I also relaxed the "upstream first" policy for a period of time when I took over glibc for Fedora & RHEL to get the insane backlog of problems under control.  But I think it's time to return to the upstream first policy to the fullest extent possible.

Comment 8 Tore Anderson 2012-08-17 12:41:15 UTC

(In reply to comment #7)
> Haha, this works in Ubuntu because they blindly disable the gethostbyname4
> capabilities from upstream.  The gethostbyname4 interface does the A & AAAA
> queries in parallel over the same socket.  It's one of the many kludges
> folks have tried to deal with braindead DNS servers, particularly in
> consumer products.

Okay. This doesn't quite match with my test results for the disconnected host scenario I described in comment #3, though. If there was no available local nameserver, all I could see in the tcpdump was the IN A lookups. It appeared that glibc saw that the IN A lookup failed, and therefore didn't bother to kick off the IN AAAA query. That does not seem like parallel queries to me? (If I set up a local name server, both the IN A and IN AAAA queries were seen.)

> ISTM the better thing to do would be to avoid gethostbyname4 when we're
> suppressing the A lookup.  [ When we're suppressing the AAAA lookup, we use
> gethostbyname2, hence the asymmetry noted in the original report. ]

I'm not familiar enough with the glibc internals to comment on this. I'm a networking guy, really, not a coder. I can do trivial patches, but that's about it I'm afraid.

> Pavel -- this is beyond patching fedora with the intention of upstreaming. 
> Nearly every patch in fedora glibc already has the intention to upstream. 
> What I'm saying is that, the policy needs to return to "upstream first" with
> minimal local hackery -- doubly so for areas like this.
> 
> In the past there were some significant issues with the "upstream first"
> policy leaving too many issues unresolved due to issues with the upstream
> maintainers.  I see significant improvement in the upstream responsiveness.
> 
> I also relaxed the "upstream first" policy for a period of time when I took
> over glibc for Fedora & RHEL to get the insane backlog of problems under
> control.  But I think it's time to return to the upstream first policy to
> the fullest extent possible.

Fair enough. So - do you want me to re-submit this bug in the sourceware.org bugzilla, or will you take it upstream?

Tore

Comment 9 Jeff Law 2012-08-17 15:51:13 UTC

I'll take it upstream since I've got some context.  If there's quesetions from the maintainers that I can't answer, I'll probalby have to defer to you or someone else with more knowledge of the networking standards.

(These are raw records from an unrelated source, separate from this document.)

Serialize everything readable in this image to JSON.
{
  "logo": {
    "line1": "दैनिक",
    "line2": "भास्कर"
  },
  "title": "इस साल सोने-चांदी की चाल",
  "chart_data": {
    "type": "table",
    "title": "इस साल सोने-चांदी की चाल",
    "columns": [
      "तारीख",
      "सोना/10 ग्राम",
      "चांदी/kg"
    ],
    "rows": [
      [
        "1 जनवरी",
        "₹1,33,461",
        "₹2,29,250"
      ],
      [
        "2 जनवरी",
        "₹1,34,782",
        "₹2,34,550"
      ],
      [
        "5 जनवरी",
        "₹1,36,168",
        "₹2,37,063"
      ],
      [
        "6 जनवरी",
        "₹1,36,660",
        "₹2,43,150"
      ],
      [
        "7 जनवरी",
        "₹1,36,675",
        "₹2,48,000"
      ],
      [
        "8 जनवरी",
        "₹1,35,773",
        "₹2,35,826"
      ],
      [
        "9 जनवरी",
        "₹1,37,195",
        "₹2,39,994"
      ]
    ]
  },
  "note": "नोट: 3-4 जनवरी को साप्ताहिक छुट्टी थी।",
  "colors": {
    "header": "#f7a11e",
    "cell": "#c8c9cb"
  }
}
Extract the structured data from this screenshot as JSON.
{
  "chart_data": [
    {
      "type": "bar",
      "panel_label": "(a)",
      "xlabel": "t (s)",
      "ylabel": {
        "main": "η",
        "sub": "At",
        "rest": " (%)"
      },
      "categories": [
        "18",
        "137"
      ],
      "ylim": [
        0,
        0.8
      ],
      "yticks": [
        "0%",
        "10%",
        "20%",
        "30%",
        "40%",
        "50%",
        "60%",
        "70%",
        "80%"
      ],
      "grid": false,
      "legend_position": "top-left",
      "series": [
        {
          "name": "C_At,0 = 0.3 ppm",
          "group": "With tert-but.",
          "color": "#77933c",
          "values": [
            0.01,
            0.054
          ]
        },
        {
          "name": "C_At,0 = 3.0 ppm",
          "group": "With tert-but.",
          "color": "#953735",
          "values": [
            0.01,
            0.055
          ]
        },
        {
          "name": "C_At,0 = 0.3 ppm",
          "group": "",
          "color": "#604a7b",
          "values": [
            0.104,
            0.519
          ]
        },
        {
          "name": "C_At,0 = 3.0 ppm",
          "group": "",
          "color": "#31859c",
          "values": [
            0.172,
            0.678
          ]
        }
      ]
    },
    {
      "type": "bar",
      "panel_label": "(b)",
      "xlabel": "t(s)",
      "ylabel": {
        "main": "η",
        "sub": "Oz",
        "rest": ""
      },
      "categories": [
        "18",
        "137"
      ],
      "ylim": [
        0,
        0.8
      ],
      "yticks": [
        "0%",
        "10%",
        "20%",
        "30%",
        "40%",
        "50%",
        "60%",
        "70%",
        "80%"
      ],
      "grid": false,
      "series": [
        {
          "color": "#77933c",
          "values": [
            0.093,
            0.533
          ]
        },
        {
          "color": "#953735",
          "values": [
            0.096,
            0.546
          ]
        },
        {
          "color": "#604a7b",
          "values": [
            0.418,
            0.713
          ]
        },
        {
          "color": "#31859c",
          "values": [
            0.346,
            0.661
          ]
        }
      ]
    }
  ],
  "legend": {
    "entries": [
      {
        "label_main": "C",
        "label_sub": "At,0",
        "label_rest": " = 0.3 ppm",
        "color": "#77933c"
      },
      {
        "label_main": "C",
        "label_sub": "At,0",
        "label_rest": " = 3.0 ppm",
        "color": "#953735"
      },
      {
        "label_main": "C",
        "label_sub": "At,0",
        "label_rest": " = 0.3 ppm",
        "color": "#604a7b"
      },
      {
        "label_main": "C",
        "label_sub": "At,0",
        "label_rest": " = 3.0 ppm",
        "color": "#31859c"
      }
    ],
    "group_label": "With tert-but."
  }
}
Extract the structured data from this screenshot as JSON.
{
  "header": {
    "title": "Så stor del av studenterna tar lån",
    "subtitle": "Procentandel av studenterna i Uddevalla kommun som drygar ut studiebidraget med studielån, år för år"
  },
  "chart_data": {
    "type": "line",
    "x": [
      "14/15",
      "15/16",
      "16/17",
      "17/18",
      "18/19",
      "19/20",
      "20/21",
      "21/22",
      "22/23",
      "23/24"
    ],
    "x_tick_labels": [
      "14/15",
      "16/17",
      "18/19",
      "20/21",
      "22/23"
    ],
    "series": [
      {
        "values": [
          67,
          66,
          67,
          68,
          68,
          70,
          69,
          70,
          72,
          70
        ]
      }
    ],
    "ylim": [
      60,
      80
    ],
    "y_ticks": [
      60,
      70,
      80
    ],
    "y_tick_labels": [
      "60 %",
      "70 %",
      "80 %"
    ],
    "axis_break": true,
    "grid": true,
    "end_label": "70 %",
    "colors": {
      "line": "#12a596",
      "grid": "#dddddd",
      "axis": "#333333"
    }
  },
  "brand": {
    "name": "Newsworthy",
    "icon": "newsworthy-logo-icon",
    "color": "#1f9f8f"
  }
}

Comment 10 Jeff Law 2012-08-21 22:01:40 UTC

We'll pick this up via upstream if/when they fix it.  A potential patch has been posted for review.

Comment 11 Tore Anderson 2012-08-22 04:24:10 UTC

Okay. I'd be happy to test that patch - where has it been posted? It's not attached in the sourceware.org bug report as far as I can tell.

Comment 12 Jeff Law 2012-08-22 16:37:10 UTC

It was posted to the glibc development list.  I've just attached it to the upstream BZ (14505) as well.